Wrist-mounted computers or smartwatches will eventually prove to be an enormous boon for the health industry, because of their potential to help individuals collect data on their physical activity, motivate them to exercise more, and provide healthcare companies with real, personal data.
Today, smartwatches and fitness bands can track physical activity through the most basic metrics, such as steps. With more sophisticated accelerometers and algorithms, the Fuelband can make a guess at what kind of activity you're actually doing. Some devices, like the Basis watch, track heart rate.
Future sensors could allow smartwatches to track things like your blood oxygenation level, muscle activation, posture, and more. In some cases, these may require additional sensors located on other parts of your body: An oxygenation sensor on the tip of your toe; a posture sensor taped to your back, and so forth.
“I envision the iWatch as a sensor network,” Tan Rao, the founder of a wearables startup called Sensing Strip, told VentureBeat recently, speculating about a future Apple smartwatch. “The master sensor will likely be located on the wrist.”
Privacy, of course, becomes a huge issue when devices are gathering such intimate data on what your body is doing. The data becomes valuable for diagnosis, prevention, and fitness when you can share it with your doctor and your personal trainer -- but you want to make sure it doesn't get used to deny you a job, turn you down for medical coverage, or get posted to public networks without your permission.
“No one has created standards around that; no one is digging deep on the privacy side,” said Missy Krasner, an executive in residence at Morgenthaler Ventures, in the same VentureBeat article.

Wearables will need data standards

Finally, with so many competitors in the wearables space, we need ways to connect them to one another. It's an issue we already face with the proliferation of fitness apps: I can use RunKeeper on my iPhone, Android phone, or via a web page, but I can't get RunKeeper's data to sync with MapMyFitness.
Similarly, if I'm using a Nike Fuelband, I can't get its obnoxiously proprietary "Fuel" points to translate into data that is usable by other fitness-tracking apps.
After Samsung releases a smartwatch, there will be one more player on the market providing a device that generates data. Is it too much to hope that this data will be easy to integrate into other fitness applications?

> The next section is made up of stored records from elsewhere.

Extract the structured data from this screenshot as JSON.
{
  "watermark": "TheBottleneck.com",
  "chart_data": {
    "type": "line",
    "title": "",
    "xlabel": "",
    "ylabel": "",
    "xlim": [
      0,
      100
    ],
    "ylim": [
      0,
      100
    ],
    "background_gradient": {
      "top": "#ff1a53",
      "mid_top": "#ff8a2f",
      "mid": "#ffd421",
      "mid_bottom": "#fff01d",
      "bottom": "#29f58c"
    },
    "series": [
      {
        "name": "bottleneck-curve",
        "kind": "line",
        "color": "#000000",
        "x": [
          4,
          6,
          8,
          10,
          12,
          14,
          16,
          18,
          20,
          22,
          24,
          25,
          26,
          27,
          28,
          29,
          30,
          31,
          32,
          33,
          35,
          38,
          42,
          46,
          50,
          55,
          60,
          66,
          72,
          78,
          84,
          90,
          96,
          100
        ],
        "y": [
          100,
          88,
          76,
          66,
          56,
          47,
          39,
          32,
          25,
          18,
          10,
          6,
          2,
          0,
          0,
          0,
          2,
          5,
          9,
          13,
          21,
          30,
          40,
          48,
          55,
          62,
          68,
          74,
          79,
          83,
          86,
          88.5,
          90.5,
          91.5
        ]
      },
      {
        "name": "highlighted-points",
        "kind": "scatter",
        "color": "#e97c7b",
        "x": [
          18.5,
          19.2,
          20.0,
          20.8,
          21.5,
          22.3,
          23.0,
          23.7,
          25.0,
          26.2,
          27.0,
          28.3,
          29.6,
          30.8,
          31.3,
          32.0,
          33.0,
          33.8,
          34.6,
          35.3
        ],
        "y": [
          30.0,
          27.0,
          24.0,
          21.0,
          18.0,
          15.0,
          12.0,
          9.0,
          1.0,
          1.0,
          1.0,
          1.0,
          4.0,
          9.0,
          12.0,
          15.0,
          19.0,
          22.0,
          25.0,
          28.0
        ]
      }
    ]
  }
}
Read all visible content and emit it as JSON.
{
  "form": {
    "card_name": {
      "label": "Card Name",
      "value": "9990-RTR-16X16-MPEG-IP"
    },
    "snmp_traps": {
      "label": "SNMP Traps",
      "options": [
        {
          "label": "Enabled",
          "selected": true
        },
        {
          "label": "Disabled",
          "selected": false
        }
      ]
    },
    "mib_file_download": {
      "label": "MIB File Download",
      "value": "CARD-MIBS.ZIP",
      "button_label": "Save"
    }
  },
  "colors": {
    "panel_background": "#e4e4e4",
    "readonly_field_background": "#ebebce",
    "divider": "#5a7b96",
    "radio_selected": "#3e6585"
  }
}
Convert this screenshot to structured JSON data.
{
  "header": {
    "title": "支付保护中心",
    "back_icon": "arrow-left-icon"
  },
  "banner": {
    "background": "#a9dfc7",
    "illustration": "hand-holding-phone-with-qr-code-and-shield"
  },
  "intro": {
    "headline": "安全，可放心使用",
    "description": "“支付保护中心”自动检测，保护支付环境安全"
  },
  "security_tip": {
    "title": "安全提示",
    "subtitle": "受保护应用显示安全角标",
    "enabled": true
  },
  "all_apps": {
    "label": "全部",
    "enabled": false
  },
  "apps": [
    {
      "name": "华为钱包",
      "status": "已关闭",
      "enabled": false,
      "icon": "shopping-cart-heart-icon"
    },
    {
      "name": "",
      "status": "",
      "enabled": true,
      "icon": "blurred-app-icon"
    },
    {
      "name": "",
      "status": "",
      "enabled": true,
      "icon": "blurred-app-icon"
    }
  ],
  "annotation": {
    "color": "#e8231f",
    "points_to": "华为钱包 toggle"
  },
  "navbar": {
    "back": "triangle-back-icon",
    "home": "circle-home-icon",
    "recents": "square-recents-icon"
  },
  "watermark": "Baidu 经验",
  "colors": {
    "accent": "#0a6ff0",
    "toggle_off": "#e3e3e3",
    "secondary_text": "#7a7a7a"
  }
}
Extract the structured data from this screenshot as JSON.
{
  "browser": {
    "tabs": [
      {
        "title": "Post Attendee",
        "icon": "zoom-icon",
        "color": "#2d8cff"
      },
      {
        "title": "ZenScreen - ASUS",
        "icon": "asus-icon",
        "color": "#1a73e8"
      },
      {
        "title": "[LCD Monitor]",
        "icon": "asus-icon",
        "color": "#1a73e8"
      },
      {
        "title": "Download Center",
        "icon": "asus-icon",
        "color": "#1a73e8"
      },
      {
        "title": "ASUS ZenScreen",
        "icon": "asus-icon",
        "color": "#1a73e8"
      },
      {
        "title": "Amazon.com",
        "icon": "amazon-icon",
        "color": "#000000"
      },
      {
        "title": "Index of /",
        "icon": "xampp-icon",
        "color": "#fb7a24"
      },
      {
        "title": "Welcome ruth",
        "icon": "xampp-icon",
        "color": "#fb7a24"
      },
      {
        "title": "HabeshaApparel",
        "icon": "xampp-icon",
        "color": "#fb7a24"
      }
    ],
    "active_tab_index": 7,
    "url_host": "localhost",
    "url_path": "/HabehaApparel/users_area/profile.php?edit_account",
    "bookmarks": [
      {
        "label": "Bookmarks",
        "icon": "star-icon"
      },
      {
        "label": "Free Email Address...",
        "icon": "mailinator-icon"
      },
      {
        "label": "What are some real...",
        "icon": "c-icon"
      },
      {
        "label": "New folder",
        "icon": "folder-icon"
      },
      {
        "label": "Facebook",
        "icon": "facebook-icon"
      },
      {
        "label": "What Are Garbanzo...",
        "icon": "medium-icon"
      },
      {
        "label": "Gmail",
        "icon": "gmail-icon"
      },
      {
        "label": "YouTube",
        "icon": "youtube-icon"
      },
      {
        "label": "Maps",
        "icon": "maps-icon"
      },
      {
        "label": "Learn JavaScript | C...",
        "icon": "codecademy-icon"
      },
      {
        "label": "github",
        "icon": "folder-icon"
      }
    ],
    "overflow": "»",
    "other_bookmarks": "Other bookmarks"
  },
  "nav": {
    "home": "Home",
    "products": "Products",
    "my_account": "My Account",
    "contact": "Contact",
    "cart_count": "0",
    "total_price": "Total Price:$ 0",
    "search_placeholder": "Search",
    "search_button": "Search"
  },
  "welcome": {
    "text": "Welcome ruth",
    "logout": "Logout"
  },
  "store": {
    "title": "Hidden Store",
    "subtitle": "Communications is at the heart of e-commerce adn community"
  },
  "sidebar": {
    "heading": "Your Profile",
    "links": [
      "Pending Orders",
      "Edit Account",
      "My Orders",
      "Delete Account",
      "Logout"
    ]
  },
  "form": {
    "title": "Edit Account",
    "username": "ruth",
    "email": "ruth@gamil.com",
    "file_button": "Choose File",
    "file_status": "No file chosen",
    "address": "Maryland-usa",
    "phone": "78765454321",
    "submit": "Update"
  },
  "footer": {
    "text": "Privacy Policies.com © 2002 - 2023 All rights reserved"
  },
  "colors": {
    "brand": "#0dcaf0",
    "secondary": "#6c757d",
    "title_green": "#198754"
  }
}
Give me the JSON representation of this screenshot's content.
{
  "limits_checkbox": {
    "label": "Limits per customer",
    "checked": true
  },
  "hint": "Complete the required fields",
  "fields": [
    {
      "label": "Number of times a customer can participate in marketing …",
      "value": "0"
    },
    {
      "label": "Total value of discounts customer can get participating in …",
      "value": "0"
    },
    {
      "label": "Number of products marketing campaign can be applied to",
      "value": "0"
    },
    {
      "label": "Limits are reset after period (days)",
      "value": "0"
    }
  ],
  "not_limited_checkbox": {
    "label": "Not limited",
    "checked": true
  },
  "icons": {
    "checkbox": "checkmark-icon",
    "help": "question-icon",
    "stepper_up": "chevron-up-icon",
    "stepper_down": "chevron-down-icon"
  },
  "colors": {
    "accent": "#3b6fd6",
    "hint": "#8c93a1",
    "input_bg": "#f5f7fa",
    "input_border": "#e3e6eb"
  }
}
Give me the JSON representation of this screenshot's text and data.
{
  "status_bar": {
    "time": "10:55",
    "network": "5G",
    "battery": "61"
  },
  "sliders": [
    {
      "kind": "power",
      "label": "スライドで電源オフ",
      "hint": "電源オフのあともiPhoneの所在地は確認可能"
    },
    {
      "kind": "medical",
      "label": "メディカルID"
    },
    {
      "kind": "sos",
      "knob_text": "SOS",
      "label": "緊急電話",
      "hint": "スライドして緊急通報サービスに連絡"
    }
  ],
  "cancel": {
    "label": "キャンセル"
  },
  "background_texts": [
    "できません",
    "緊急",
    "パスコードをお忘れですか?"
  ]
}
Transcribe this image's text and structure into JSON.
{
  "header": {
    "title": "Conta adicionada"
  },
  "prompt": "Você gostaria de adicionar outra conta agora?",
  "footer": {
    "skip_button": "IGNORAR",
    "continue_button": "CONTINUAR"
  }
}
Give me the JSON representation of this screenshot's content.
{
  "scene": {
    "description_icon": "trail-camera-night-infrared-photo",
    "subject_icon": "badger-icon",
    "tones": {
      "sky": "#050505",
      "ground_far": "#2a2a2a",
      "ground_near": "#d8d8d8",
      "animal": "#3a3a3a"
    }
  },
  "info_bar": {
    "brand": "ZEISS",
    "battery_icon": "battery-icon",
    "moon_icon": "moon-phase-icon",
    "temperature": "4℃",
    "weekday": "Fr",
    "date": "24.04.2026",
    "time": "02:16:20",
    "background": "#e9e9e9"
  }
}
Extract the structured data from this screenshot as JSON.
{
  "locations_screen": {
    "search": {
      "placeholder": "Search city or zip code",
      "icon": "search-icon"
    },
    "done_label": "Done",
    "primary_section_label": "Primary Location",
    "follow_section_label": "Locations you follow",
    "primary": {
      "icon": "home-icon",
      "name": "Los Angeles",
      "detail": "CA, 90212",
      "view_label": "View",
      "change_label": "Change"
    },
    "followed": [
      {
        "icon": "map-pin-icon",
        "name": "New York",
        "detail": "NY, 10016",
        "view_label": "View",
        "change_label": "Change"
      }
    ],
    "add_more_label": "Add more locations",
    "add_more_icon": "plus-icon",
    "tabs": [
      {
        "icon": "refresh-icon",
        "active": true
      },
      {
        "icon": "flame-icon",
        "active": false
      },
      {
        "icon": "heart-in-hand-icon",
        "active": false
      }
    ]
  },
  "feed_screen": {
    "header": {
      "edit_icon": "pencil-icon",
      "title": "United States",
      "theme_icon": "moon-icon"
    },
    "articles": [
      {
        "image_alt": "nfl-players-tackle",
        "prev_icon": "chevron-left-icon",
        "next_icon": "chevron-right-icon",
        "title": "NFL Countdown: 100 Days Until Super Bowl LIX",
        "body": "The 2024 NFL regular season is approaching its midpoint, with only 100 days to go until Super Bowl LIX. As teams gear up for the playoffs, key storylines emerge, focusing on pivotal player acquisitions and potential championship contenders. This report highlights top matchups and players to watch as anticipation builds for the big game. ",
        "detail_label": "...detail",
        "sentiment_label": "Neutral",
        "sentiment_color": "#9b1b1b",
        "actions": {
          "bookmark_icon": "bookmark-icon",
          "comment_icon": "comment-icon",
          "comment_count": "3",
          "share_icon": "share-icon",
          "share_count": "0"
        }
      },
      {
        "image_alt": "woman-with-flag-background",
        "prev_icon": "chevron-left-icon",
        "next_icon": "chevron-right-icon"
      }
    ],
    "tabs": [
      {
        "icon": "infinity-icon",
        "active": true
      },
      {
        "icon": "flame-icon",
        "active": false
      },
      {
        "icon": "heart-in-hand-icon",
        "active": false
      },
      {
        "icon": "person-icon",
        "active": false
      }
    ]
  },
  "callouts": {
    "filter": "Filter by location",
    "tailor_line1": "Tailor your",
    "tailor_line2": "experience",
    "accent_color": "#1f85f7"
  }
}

The fact that Samsung's Galaxy Gear is Android-based suggests that interoperability might, in fact, be on its way.
But don't hold your breath for Apple's iWatch, if it appears next week, to interoperate with data from the Galaxy Gear -- or vice versa.
What this industry needs, if it's going to grow beyond a few niche products for enthusiasts, is some way to collect all this data, integrate it and share it -- securely, while respecting the privacy preferences of each individual -- and feed it into larger healthcare and fitness-management programs.